Gross profit is expected to increase approximately $0.9 million for the quarter ended March 31, 2006 to $4.9 million from $4.0 million for the quarter ended March 31, 2005. The increase of $0.9 million resulted mainly from a $4.6 million increase in gross profit from the Security Services Division due to the Security Service Acquisitions described above, offset by a $4.2 million decrease in gross profit generated by the Construction Division. For the first quarter ended March 31, 2006 the Construction Division is expected to record a negative gross margin of approximately $1.5 million on revenues of $9.0 million compared to a gross profit in the first quarter of 2005 of $2.7 million on revenues of $9.3 million. During the first quarter of 2006, the Construction Division experienced a continued loss on a marina project which is scheduled to be completed in the third quarter of 2006, and also recorded a loss on a dredging job due to delays and expenses not reimbursed under contract with the customer.

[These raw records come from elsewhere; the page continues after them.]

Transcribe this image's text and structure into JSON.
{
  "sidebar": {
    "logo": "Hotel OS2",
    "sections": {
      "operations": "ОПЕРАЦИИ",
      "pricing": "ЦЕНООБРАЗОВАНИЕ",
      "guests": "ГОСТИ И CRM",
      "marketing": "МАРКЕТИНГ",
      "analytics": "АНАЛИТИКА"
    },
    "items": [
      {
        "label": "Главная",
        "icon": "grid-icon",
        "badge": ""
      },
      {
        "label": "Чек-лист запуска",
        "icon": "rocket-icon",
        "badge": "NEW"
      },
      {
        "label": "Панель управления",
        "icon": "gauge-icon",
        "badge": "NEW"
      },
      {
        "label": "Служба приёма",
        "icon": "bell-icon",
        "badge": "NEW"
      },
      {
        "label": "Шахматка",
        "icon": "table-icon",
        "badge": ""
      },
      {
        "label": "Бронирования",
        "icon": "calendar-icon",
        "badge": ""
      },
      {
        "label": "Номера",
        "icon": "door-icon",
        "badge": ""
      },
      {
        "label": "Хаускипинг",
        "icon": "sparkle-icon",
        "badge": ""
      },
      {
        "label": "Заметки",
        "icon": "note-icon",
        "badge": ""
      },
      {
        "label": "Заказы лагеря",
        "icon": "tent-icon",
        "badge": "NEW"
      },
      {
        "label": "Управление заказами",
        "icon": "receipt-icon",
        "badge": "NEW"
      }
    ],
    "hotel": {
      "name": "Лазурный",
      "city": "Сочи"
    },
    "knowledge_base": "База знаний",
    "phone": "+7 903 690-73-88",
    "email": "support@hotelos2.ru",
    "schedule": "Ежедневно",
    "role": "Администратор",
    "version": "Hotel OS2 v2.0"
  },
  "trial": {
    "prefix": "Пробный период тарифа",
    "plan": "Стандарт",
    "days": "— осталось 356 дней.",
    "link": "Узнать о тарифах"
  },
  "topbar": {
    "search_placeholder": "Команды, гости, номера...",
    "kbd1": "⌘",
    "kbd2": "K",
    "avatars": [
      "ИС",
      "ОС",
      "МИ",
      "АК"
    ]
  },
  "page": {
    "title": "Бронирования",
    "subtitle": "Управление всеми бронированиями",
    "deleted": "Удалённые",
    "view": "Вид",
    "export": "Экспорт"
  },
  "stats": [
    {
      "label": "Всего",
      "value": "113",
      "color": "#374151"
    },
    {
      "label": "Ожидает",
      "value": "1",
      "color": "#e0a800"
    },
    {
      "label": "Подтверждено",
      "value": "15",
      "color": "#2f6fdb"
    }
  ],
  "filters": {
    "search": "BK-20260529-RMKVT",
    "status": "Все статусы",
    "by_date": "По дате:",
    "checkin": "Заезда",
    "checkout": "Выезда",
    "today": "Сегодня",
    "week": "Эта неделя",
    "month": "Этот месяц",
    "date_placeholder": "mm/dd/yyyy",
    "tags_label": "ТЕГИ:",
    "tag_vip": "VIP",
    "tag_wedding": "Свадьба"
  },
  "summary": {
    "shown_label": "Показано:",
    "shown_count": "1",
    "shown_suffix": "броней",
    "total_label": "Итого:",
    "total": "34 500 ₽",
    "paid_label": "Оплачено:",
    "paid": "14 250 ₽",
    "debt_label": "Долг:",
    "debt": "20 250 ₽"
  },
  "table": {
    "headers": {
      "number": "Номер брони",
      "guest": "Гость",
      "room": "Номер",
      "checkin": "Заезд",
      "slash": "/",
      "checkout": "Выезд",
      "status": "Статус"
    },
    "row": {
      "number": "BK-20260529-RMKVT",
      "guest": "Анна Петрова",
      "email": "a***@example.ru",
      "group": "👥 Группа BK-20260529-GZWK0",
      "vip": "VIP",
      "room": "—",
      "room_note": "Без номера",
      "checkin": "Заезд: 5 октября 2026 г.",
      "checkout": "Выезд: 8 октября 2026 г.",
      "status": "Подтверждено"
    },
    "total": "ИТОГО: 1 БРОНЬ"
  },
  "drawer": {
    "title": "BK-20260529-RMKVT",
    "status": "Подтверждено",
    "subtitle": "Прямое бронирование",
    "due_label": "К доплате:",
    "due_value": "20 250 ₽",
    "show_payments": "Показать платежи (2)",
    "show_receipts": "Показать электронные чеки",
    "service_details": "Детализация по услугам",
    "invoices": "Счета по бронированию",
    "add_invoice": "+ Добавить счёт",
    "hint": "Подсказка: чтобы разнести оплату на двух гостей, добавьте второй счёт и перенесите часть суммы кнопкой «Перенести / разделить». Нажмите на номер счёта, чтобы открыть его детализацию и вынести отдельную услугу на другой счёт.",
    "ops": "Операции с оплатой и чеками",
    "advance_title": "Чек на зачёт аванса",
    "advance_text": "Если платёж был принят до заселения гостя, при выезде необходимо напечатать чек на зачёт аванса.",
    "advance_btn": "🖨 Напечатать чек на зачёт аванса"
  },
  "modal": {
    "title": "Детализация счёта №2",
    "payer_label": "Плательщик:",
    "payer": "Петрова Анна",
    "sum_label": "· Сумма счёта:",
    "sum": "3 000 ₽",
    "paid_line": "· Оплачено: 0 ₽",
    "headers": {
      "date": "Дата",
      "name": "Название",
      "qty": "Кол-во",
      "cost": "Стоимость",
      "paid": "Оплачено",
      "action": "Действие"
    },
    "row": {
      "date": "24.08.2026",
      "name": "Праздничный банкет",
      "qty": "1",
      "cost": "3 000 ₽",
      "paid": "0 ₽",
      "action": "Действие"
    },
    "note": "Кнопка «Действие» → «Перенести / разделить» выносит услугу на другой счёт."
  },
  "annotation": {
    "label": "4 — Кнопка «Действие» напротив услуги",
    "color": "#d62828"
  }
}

The Registrant anticipates operating expenses for the three months ended March 31, 2006 will increase $6.4 million to approximately $11.0 million, or 44.5% of revenues, from $4.5 million, or 28.4% of revenues, for the same three month period in 2005. Approximately $5.9 million of the $6.4 million increase was generated by the Security Services Division as a result of the Security Service Acquisitions described above. The main reason for the increase as a percent of revenues to 44.5% from 28.4% is customer contract and relationship amortization and impairment expense for the Security Services Division. Under purchase accounting, the purchase price paid for the Security Services Acquisitions described above is allocated, based on fair value to tangible assets, intangible assets such as customer contracts and relationships and


goodwill. The values assigned to customer contracts and relationships are amortized over periods ranging from 2 to 17 years depending on the specific contract terms and expected life of the customer relationship. The total amortization expense and impairment expense, which results from recognizing expense when a customer discontinues service before the original expected life of that customer is fully reached, amounted to $3.4 million for the quarter ended March 31, 2006 compared to $0.3 million in the same quarter of 2005.

Other expense and income is expected to be $1.0 million for the three month period ended March 31, 2006 compared to $39,000 income for the comparable period in 2005. The $1.0 million net expense results from $2.4 million of interest expense incurred in 2006 for debt financing of the Security Service Acquisitions, offset by a $1.2 million additional gain recognized on settlement of the notes receivable from the Antigua and Barbuda government. The $1.0 million net expense is before recording the amortization of the debt discount and change in market value of certain derivative financial instruments which the Company has recorded in connection with the financing of the Guardian Acquisition. The Company expects to record an expense of between $1.5 and $2.5 million for the amortization of the debt discount and change in market value of the derivative instruments.

As a result of the foregoing, for the fiscal quarter ended March 31, 2006, the Registrant anticipates recording a net loss from continuing operations of approximately $8.6 to $9.6 million, depending on the final valuation of the financial derivatives recorded in the first quarter of 2006, compared to a net loss of $2.5 million during the comparable period in 2005.